At least one scholar calls this the most ‘enigmatic’ of Jesus’ expressions, but, given the context, I think it makes perfect sense.  Salt had many purposes in ancient Palestine.  Its most important involved its ability to draw out the blood in meat, thereby preserving the meat for an extended period of time.  When Jesus says, “Have salt in yourselves,” he is saying have confidence in yourself, recognize your purpose, and value your contribution.  Know who you are, believe in what you do, and understand you add something significant to the greater whole.  No one else’s success can change this.  Have salt in yourself.  You are necessary and what you contribute is enough.

And when you have this kind of salt in yourself you can be at peace with one another because their success will not threaten you and how you see yourself.  You can celebrate the achievements of others without being threatened or jealous.  You will be grateful every time the community is blessed – even and especially if you are not the source of its blessing – because your ultimate goal and highest good is to have the community be blessed and you know you can’t do it alone. 
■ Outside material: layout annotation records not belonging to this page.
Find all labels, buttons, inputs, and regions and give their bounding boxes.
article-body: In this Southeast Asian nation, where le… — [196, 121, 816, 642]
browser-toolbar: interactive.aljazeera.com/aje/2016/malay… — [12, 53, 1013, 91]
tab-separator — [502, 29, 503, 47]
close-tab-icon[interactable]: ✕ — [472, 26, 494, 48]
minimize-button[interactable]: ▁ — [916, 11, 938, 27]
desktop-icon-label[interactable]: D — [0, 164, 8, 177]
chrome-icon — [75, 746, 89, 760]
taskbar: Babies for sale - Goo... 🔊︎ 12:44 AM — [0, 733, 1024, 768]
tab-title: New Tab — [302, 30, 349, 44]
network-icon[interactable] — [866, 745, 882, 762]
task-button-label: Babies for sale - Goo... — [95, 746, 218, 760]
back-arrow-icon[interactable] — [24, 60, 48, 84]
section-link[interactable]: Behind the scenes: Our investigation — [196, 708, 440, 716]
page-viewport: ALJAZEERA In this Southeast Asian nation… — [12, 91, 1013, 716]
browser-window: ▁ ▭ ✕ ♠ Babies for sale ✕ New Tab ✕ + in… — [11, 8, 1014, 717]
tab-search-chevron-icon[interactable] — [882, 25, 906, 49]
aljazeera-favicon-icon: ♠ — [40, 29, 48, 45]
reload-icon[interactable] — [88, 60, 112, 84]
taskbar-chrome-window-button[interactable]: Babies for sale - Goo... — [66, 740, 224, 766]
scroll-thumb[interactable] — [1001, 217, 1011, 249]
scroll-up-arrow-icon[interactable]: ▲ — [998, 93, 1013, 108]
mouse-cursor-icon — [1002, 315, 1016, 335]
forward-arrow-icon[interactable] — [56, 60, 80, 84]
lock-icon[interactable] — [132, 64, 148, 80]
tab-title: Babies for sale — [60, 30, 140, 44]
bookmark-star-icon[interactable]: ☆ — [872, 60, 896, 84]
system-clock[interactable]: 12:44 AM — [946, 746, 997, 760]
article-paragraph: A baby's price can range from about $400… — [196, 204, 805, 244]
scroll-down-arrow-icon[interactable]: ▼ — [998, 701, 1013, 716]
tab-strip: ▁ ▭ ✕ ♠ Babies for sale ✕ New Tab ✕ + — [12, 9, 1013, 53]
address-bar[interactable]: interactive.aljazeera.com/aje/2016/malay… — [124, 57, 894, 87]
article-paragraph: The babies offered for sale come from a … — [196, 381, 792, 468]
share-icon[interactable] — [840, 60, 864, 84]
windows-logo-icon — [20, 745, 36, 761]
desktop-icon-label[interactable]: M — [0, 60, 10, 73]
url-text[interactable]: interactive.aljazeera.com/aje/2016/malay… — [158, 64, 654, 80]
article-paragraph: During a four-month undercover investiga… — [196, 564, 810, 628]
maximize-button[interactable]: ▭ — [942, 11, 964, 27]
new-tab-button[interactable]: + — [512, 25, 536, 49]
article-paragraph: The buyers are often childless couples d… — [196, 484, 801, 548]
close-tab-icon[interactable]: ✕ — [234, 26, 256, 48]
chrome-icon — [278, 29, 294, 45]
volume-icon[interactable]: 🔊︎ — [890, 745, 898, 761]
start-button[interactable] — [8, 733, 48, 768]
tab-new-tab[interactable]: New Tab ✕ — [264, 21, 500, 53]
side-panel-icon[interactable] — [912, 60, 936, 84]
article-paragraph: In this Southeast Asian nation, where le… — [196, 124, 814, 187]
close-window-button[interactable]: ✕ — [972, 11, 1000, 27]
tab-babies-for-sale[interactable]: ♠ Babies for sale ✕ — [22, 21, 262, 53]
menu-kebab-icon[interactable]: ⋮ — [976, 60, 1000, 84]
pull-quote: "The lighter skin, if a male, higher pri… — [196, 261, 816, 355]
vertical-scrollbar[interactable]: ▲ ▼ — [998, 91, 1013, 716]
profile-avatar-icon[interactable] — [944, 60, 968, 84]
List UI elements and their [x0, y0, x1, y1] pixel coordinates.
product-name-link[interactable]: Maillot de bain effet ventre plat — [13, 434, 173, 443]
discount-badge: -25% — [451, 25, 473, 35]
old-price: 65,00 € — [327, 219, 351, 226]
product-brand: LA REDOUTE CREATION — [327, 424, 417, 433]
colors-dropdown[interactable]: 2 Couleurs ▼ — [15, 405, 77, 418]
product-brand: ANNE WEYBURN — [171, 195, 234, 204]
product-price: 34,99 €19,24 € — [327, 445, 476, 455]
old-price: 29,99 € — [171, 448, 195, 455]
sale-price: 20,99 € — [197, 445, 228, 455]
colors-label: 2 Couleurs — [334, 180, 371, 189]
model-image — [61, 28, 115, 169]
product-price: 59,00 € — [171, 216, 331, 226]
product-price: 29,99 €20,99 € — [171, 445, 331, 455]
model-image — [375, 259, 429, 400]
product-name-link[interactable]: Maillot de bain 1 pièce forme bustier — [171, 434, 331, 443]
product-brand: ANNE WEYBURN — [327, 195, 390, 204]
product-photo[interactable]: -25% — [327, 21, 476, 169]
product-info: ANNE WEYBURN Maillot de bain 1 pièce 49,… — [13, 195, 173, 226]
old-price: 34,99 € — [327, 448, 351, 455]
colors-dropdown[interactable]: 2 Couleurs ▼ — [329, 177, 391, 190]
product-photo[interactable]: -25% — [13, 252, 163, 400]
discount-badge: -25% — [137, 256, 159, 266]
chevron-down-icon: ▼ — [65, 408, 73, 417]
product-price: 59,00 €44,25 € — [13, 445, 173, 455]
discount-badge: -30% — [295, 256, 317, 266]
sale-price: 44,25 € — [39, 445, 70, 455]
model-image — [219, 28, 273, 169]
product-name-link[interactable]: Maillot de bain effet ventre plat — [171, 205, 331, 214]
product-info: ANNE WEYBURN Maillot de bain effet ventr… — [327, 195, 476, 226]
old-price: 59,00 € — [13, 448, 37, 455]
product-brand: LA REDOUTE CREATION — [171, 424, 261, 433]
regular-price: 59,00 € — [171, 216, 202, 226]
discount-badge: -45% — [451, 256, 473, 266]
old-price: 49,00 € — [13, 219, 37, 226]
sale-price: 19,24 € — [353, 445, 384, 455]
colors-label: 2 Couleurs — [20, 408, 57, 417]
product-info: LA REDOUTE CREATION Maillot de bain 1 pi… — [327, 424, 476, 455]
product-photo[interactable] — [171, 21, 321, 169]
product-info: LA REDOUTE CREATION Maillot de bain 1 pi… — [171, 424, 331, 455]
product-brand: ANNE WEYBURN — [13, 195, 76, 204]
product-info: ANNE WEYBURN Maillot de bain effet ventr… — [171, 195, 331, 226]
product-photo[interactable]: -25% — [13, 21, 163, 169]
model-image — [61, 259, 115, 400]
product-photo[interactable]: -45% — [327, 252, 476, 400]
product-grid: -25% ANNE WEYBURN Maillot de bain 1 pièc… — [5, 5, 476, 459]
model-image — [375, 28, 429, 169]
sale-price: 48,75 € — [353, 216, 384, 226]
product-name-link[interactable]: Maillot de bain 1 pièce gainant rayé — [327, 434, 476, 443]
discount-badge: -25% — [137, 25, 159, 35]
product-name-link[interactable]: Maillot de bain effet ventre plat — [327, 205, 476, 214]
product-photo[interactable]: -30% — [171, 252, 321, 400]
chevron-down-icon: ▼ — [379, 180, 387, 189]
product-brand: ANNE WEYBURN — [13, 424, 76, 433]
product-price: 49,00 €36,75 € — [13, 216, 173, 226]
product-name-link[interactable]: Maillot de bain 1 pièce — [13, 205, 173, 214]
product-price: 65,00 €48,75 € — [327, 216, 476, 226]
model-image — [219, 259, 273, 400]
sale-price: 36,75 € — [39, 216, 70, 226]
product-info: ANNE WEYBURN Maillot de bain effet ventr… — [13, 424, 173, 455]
I think one of the real strengths of St. Paul’s is how so many people contribute to who we are what we do and no one is competing for the credit.  Each of you has salt in yourself and is at peace with everyone else.  Again, don’t underestimate the value of this because I have served in parishes where the desire for credit was immense and the need to assign blame almost unbearable.  Still, there is no telling how much good a parish do and how far it can go when its members don’t care who gets the credit.